The U.S. vacuum robot manufacturer iRobot was sold to a Chinese company for scraps a while ago. The once leader in household cleaning robot technology lost their way somewhere along the line, stopped innovating, and was left behind. For a long time, they made damn fine vacuums, though.
My apartment is still home to one iRobot j7, lovingly called Wayne Inhalierts, and it will continue to live with us until it breaks or the new Chinese overlords turn off the servers.
For years, it would diligently vacuum the whole place in 1-1.5 hours, with zero to one recharge breaks. The cleaning times and number of recharge breaks increased sharply over the past few months, until it took more than 3 hours to do the same work.
The most logical reason was the battery reaching its end of life, which is quite reasonable for a lithium battery that had daily charging cycles for many years. That’s the point at which most devices these days become e-waste, or a challenging project for someone brave/skilled.
I was thrilled to find it quite easily repairable. It only took a few screw to open up. No hidden tabs that require gumption and special tools to loosen - plain, standard screws.
After opening just this one panel, the battery was completely accessible. Not glued in, just snapped in place and easy to remove. There are plenty of 3rd party aftermarket batteries to replace it (as with all spare parts for this model), and they usually come with extra capacity.
Now it works again perfectly, and even needs fewer recharge breaks than when it was brand new, thanks to the extra capacity.
It’s not all great, though🔗
The openness of the hardware is not at all reflected in the software landscape. There is no official way for 3rd party software to interface with the iRobot world. Reverse engineering of the MQTT-based communications between robot and app are the best thing we have, and it only supports very basic features:
- Distinguishing between cleaning/idle/charging states.
- Tell it to clean everywhere.
Getting feedback to obstacles, requesting cleaning in specific areas, camera stream, and metrics are locked in the closed platform.

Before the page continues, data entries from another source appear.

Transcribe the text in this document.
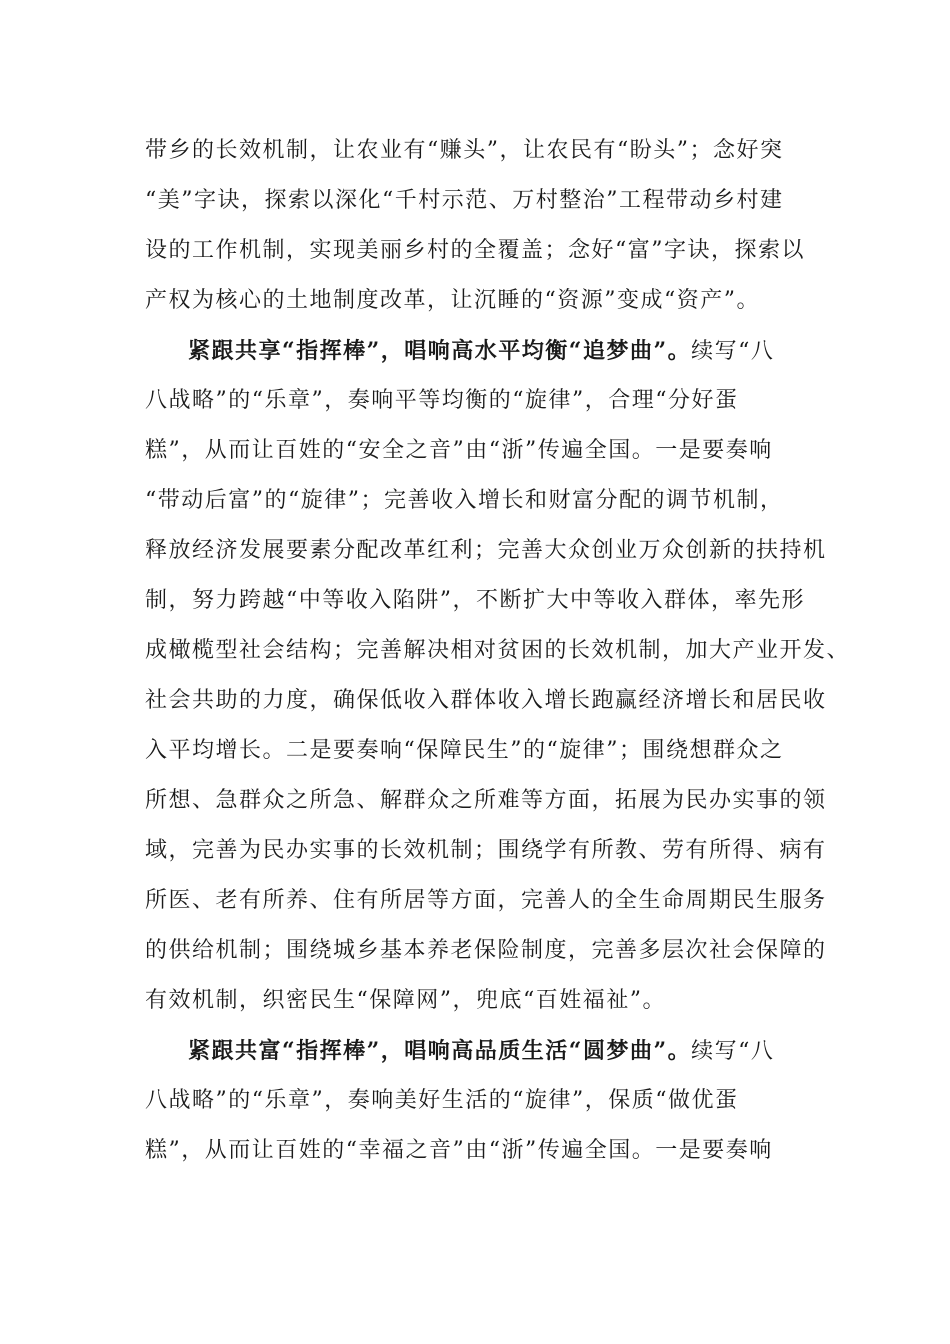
带乡的长效机制，让农业有“赚头”，让农民有“盼头”；念好突
“美”字诀，探索以深化“千村示范、万村整治”工程带动乡村建
设的工作机制，实现美丽乡村的全覆盖；念好“富”字诀，探索以
产权为核心的土地制度改革，让沉睡的“资源”变成“资产”。
紧跟共享“指挥棒”，唱响高水平均衡“追梦曲”。续写“八
八战略”的“乐章”，奏响平等均衡的“旋律”，合理“分好蛋
糕”，从而让百姓的“安全之音”由“浙”传遍全国。一是要奏响
“带动后富”的“旋律”；完善收入增长和财富分配的调节机制，
释放经济发展要素分配改革红利；完善大众创业万众创新的扶持机
制，努力跨越“中等收入陷阱”，不断扩大中等收入群体，率先形
成橄榄型社会结构；完善解决相对贫困的长效机制，加大产业开发、
社会共助的力度，确保低收入群体收入增长跑赢经济增长和居民收
入平均增长。二是要奏响“保障民生”的“旋律”；围绕想群众之
所想、急群众之所急、解群众之所难等方面，拓展为民办实事的领
域，完善为民办实事的长效机制；围绕学有所教、劳有所得、病有
所医、老有所养、住有所居等方面，完善人的全生命周期民生服务
的供给机制；围绕城乡基本养老保险制度，完善多层次社会保障的
有效机制，织密民生“保障网”，兜底“百姓福祉”。
紧跟共富“指挥棒”，唱响高品质生活“圆梦曲”。续写“八
八战略”的“乐章”，奏响美好生活的“旋律”，保质“做优蛋
糕”，从而让百姓的“幸福之音”由“浙”传遍全国。一是要奏响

That’s particularly problematic because schedules stopped working out of the blue a few months back (well before replacing the battery). Whenever I enable a schedule, it’s not executed and disabled the next time I check the app after the run should have happened.
If cleaning specific areas was possible via 3rd party integrations, I could just move scheduling elsewhere, but things being the way they are, there is no choice but to start cleaning manually (or schedule cleaning everywhere, which isn’t practical for my use cases).
When it eventually dies, it will be an exciting tinkering project to attach a custom control board running an open vacuum robot firmware that integrates well with open ecosystems. Although I’m low-key looking forward to that, not needing to buy something new is still preferable, and I wish Wayne a long and happy life.